En haut, il y avait la terre.
Entre les deux, il y avait le tonnerre.
Ainsi en avaient décidé les ancêtres. Un jour qu’ils se promenaient sur la terre, ils se désolèrent. Où que leurs pas les portassent, partout c’était le même paysage, une vaste étendue de sable que le vent soulevait parfois, les aveuglant tout à la fois. Déçus, ils s’en allèrent et s’éloignèrent jusqu’à ce qu’un jour ils découvrissent la mer. Émerveillés, ils le furent, surtout, quand le jour, le soleil se reflétait à la surface en d’innombrables paillettes d’or, d’argent lorsque la lune montait dans le ciel. Heureux de leur découverte, ils voulurent la ramener sur terre.

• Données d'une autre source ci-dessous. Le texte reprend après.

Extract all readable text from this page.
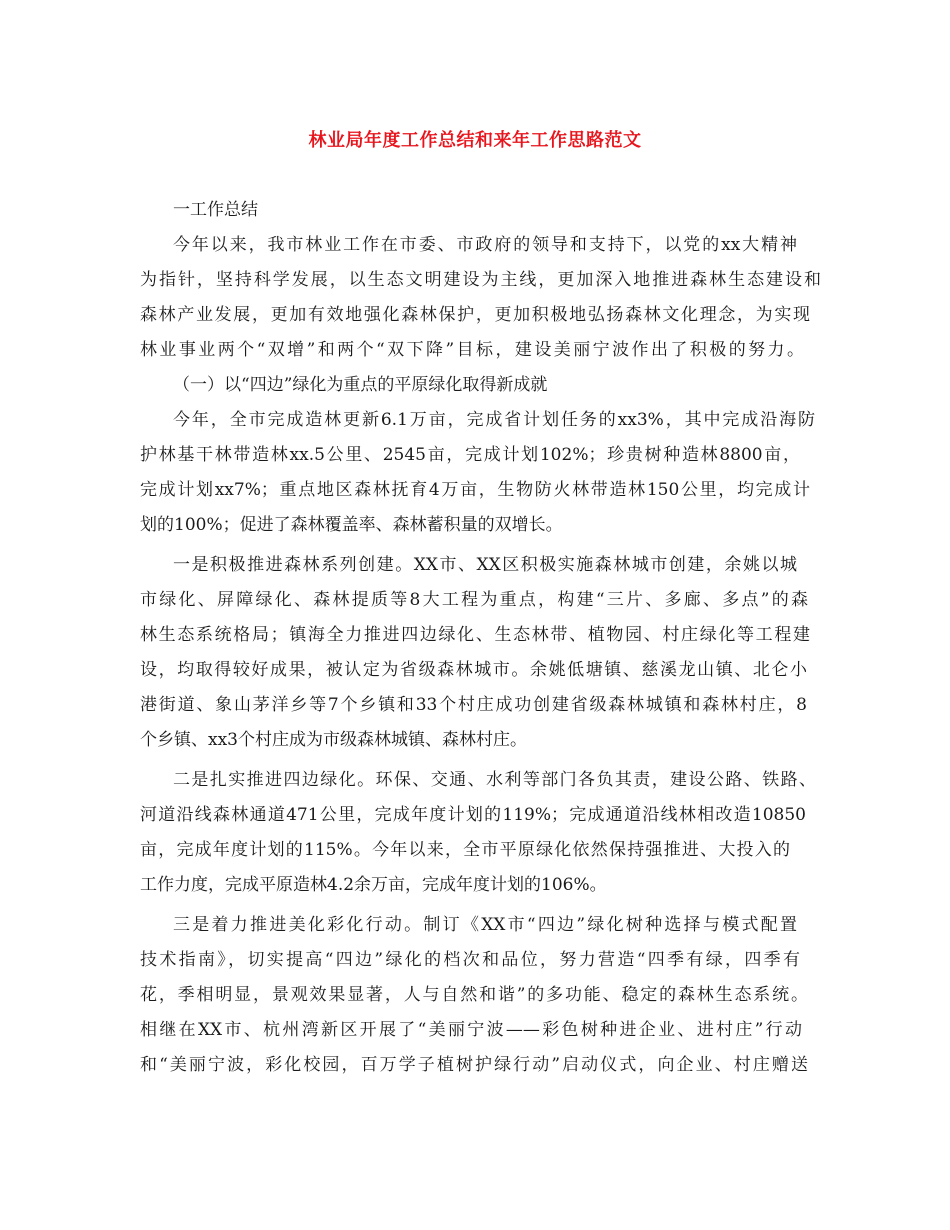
林业局年度工作总结和来年工作思路范文
一工作总结
今年以来，我市林业工作在市委、市政府的领导和支持下，以党的xx大精神
为指针，坚持科学发展，以生态文明建设为主线，更加深入地推进森林生态建设和
森林产业发展，更加有效地强化森林保护，更加积极地弘扬森林文化理念，为实现
林业事业两个“双增”和两个“双下降”目标，建设美丽宁波作出了积极的努力。
（一）以“四边”绿化为重点的平原绿化取得新成就
今年，全市完成造林更新6.1万亩，完成省计划任务的xx3%，其中完成沿海防
护林基干林带造林xx.5公里、2545亩，完成计划102%；珍贵树种造林8800亩，
完成计划xx7%；重点地区森林抚育4万亩，生物防火林带造林150公里，均完成计
划的100%；促进了森林覆盖率、森林蓄积量的双增长。
一是积极推进森林系列创建。XX市、XX区积极实施森林城市创建，余姚以城
市绿化、屏障绿化、森林提质等8大工程为重点，构建“三片、多廊、多点”的森
林生态系统格局；镇海全力推进四边绿化、生态林带、植物园、村庄绿化等工程建
设，均取得较好成果，被认定为省级森林城市。余姚低塘镇、慈溪龙山镇、北仑小
港街道、象山茅洋乡等7个乡镇和33个村庄成功创建省级森林城镇和森林村庄，8
个乡镇、xx3个村庄成为市级森林城镇、森林村庄。
二是扎实推进四边绿化。环保、交通、水利等部门各负其责，建设公路、铁路、
河道沿线森林通道471公里，完成年度计划的119%；完成通道沿线林相改造10850
亩，完成年度计划的115%。今年以来，全市平原绿化依然保持强推进、大投入的
工作力度，完成平原造林4.2余万亩，完成年度计划的106%。
三是着力推进美化彩化行动。制订《XX市“四边”绿化树种选择与模式配置
技术指南》，切实提高“四边”绿化的档次和品位，努力营造“四季有绿，四季有
花，季相明显，景观效果显著，人与自然和谐”的多功能、稳定的森林生态系统。
相继在XX市、杭州湾新区开展了“美丽宁波——彩色树种进企业、进村庄”行动
和“美丽宁波，彩化校园，百万学子植树护绿行动”启动仪式，向企业、村庄赠送
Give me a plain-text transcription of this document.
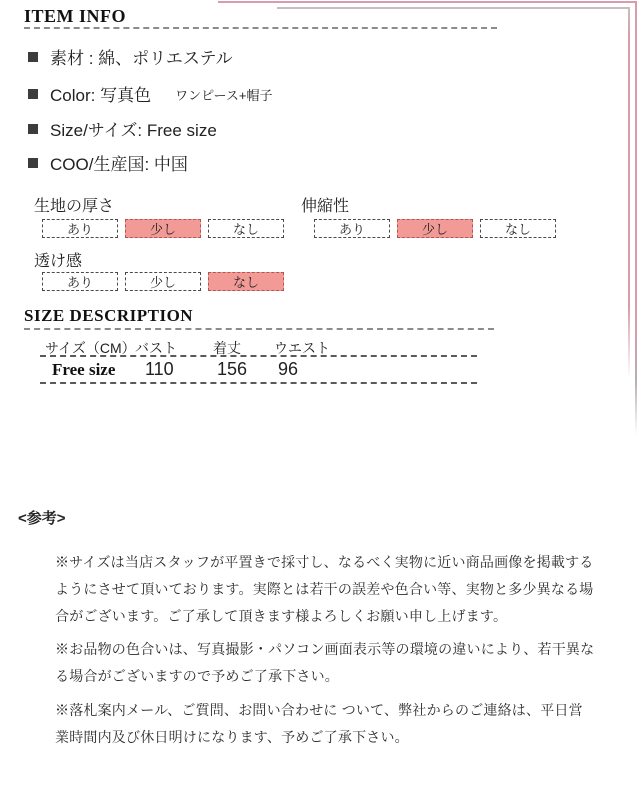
ITEM INFO
素材 : 綿、ポリエステル
Color: 写真色 ワンピース+帽子
Size/サイズ: Free size
COO/生産国: 中国
生地の厚さ
あり	少し	なし
伸縮性
あり	少し	なし
透け感
あり	少し	なし
SIZE DESCRIPTION
サイズ（CM） バスト	着丈 ウエスト
Free size 110 156 96
<参考>
※サイズは当店スタッフが平置きで採寸し、なるべく実物に近い商品画像を掲載するようにさせて頂いております。実際とは若干の誤差や色合い等、実物と多少異なる場合がございます。ご了承して頂きます様よろしくお願い申し上げます。
※お品物の色合いは、写真撮影・パソコン画面表示等の環境の違いにより、若干異なる場合がございますので予めご了承下さい。
※落札案内メール、ご質問、お問い合わせに ついて、弊社からのご連絡は、平日営業時間内及び休日明けになります、予めご了承下さい。
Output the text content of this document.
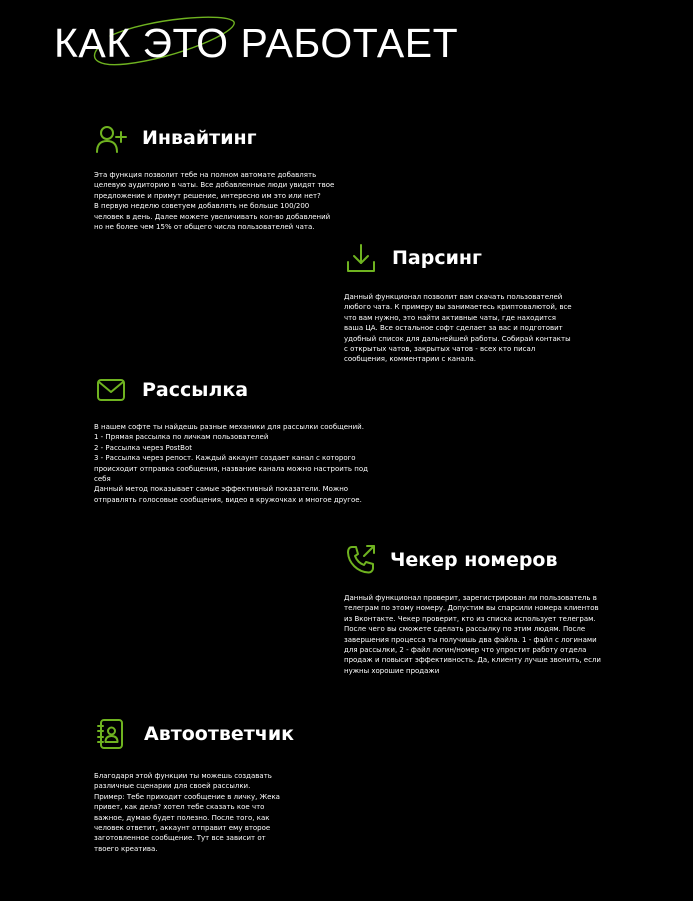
КАК ЭТО РАБОТАЕТ
Инвайтинг

Эта функция позволит тебе на полном автомате добавлять целевую аудиторию в чаты. Все добавленные люди увидят твое предложение и примут решение, интересно им это или нет?

В первую неделю советуем добавлять не больше 100/200 человек в день. Далее можете увеличивать кол-во добавлений но не более чем 15% от общего числа пользователей чата.

Парсинг

Данный функционал позволит вам скачать пользователей любого чата. К примеру вы занимаетесь криптовалютой, все что вам нужно, это найти активные чаты, где находится ваша ЦА. Все остальное софт сделает за вас и подготовит удобный список для дальнейшей работы. Собирай контакты с открытых чатов, закрытых чатов - всех кто писал сообщения, комментарии с канала.

Рассылка

В нашем софте ты найдешь разные механики для рассылки сообщений.

1 - Прямая рассылка по личкам пользователей

2 - Рассылка через PostBot

3 - Рассылка через репост. Каждый аккаунт создает канал с которого происходит отправка сообщения, название канала можно настроить под себя

Данный метод показывает самые эффективный показатели. Можно отправлять голосовые сообщения, видео в кружочках и многое другое.

Чекер номеров

Данный функционал проверит, зарегистрирован ли пользователь в телеграм по этому номеру. Допустим вы спарсили номера клиентов из Вконтакте. Чекер проверит, кто из списка использует телеграм. После чего вы сможете сделать рассылку по этим людям. После завершения процесса ты получишь два файла. 1 - файл с логинами для рассылки, 2 - файл логин/номер что упростит работу отдела продаж и повысит эффективность. Да, клиенту лучше звонить, если нужны хорошие продажи

Автоответчик

Благодаря этой функции ты можешь создавать различные сценарии для своей рассылки.

Пример: Тебе приходит сообщение в личку, Жека привет, как дела? хотел тебе сказать кое что важное, думаю будет полезно. После того, как человек ответит, аккаунт отправит ему второе заготовленное сообщение. Тут все зависит от твоего креатива.
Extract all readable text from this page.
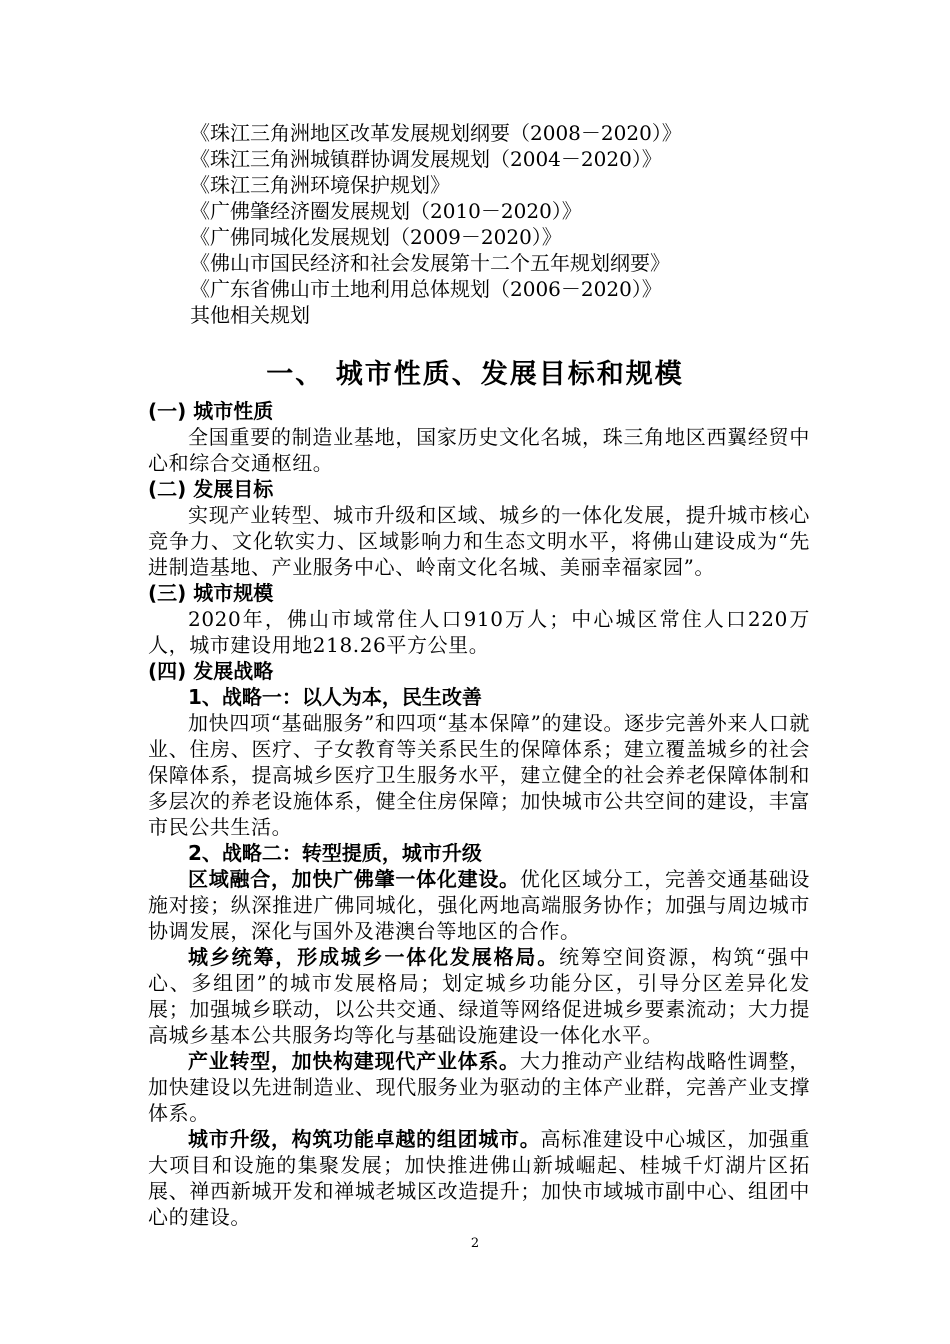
《珠江三角洲地区改革发展规划纲要（2008－2020）》
《珠江三角洲城镇群协调发展规划（2004－2020）》
《珠江三角洲环境保护规划》
《广佛肇经济圈发展规划（2010－2020）》
《广佛同城化发展规划（2009－2020）》
《佛山市国民经济和社会发展第十二个五年规划纲要》
《广东省佛山市土地利用总体规划（2006－2020）》
其他相关规划
一、 城市性质、发展目标和规模
(一) 城市性质
全国重要的制造业基地，国家历史文化名城，珠三角地区西翼经贸中心和综合交通枢纽。
(二) 发展目标
实现产业转型、城市升级和区域、城乡的一体化发展，提升城市核心竞争力、文化软实力、区域影响力和生态文明水平，将佛山建设成为“先进制造基地、产业服务中心、岭南文化名城、美丽幸福家园”。
(三) 城市规模
2020年，佛山市域常住人口910万人；中心城区常住人口220万人，城市建设用地218.26平方公里。
(四) 发展战略
1、战略一：以人为本，民生改善
加快四项“基础服务”和四项“基本保障”的建设。逐步完善外来人口就业、住房、医疗、子女教育等关系民生的保障体系；建立覆盖城乡的社会保障体系，提高城乡医疗卫生服务水平，建立健全的社会养老保障体制和多层次的养老设施体系，健全住房保障；加快城市公共空间的建设，丰富市民公共生活。
2、战略二：转型提质，城市升级
区域融合，加快广佛肇一体化建设。优化区域分工，完善交通基础设施对接；纵深推进广佛同城化，强化两地高端服务协作；加强与周边城市协调发展，深化与国外及港澳台等地区的合作。
城乡统筹，形成城乡一体化发展格局。统筹空间资源，构筑“强中心、多组团”的城市发展格局；划定城乡功能分区，引导分区差异化发展；加强城乡联动，以公共交通、绿道等网络促进城乡要素流动；大力提高城乡基本公共服务均等化与基础设施建设一体化水平。
产业转型，加快构建现代产业体系。大力推动产业结构战略性调整，加快建设以先进制造业、现代服务业为驱动的主体产业群，完善产业支撑体系。
城市升级，构筑功能卓越的组团城市。高标准建设中心城区，加强重大项目和设施的集聚发展；加快推进佛山新城崛起、桂城千灯湖片区拓展、禅西新城开发和禅城老城区改造提升；加快市域城市副中心、组团中心的建设。
2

Alors l’aîné des ancêtres, qui était le plus grand et le plus fort, ouvrit ses larges bras et la souleva. Hélas, à peine l’avait-il étreinte qu’elle s’échappa et retomba avec fracas. Furieux qu’elle se moqua ainsi de lui, il recommença tant et tant qu’à la fin il s’épuisa. Le second alors s’avança. Il n’était pas aussi grand et aussi fort que son aîné, mais il avait un ventre énorme et, plongeant la tête la première dans la mer, il l’aspira à grandes goulées pour aussitôt la recracher tant elle était salée. Furieux, l’ancêtre battit l’eau tant et tant qu’il s’épuisa à son tour.
De loin, le troisième les avait regardés et, depuis, il fixait le ciel. Il ne possédait ni la taille ni la force de son aîné, non plus que le souffle et le coffre de son cadet, mais il était rusé. Il s’en vint alors trouver ses frères épuisés, couchés sur le flanc. Ils parlementèrent un long moment, puis s’allongèrent et fermèrent leurs paupières. À tour de rôle, ils les entrouvraient et, quand la nuit fut enfin venue, ils coururent se réfugier au fond de la grotte la plus profonde et la plus obscure de la terre. Là, ils s’employèrent à briser la roche-mère, puis ils la broyèrent en une fine poussière. Quand ce fut fait, l’aîné creusa un puits sans fond qui se remplit d’eau. Le cadet l’aspira et la recracha aussitôt dans une grande fosse où leur cadet avait déposé l’énorme tas de poussière. Ainsi, de la glaise née de la terre et de la mer, il façonna un être qui lui ressemblait. Ensuite, ils firent un grand feu et le cuisirent sur les braises, où il prit une jolie couleur brune. Quand cela fut fait, ils le grimèrent et l’habillèrent, puis le transportèrent jusqu’à l’entrée de la grotte où ils se lamentèrent. Entendant leur détresse, leur sœur descendit depuis le ciel et s’enquit des raisons de leur chagrin.
Ainsi réunis, ils lui racontèrent comment leur frère, mordu par un serpent de mer, fut changé en statue de sel et de terre. À ces mots, elle hurla et, dans sa douleur, sa main heurta le corps de son frère qui se fracassa sur le sol. Horrifiés par son geste, ses deux frères la conspuèrent et elle s’en fut dans les airs, répandant derrière elle des larmes amères. Ravis de leur fait, les deux frères se congratulèrent et s’en retournèrent au fond de la caverne où les attendait leur cadet. La nuit venue, ils quittèrent leur cachette et admirèrent les reflets argentés de l’orbe lunaire, et ainsi en fut-il chaque fois que les ténèbres couvraient la terre, ne fuyant qu’au lever du soleil. Seulement, le temps passait et les larmes de leur sœur jamais ne tarissaient, tant et si bien qu’elle finit par menacer les terres, même les plus élevées. Chassés par la montée des eaux de leur caverne, ils construisirent un radeau et partirent à sa recherche, afin qu’elle séchât ses larmes et que le déluge cessât. Trop heureuse de retrouver son frère, ses larmes se tarirent et les eaux refluèrent. Cependant, furieuse d’avoir été trompée par ses cadets, elle les châtia et les précipita au plus profond de la terre où elle les enchaîna, ainsi plus jamais ils ne verraient les reflets dans les flaques de lumière.
Mais un jour, ils s’évadèrent et rassemblèrent les fragments de leur faux-frère qu’ils se partagèrent. Puis, ils se séparèrent et en éparpillèrent de par le monde les poussières. Ainsi, chaque fois que leur sœur les retrouvait, elle se souvenait et pleurait, alors leurs frères admiraient les reflets. Parfois, elle les retrouvait et ils fuyaient, car, dans sa colère, elle déchaînait les vents et le tonnerre.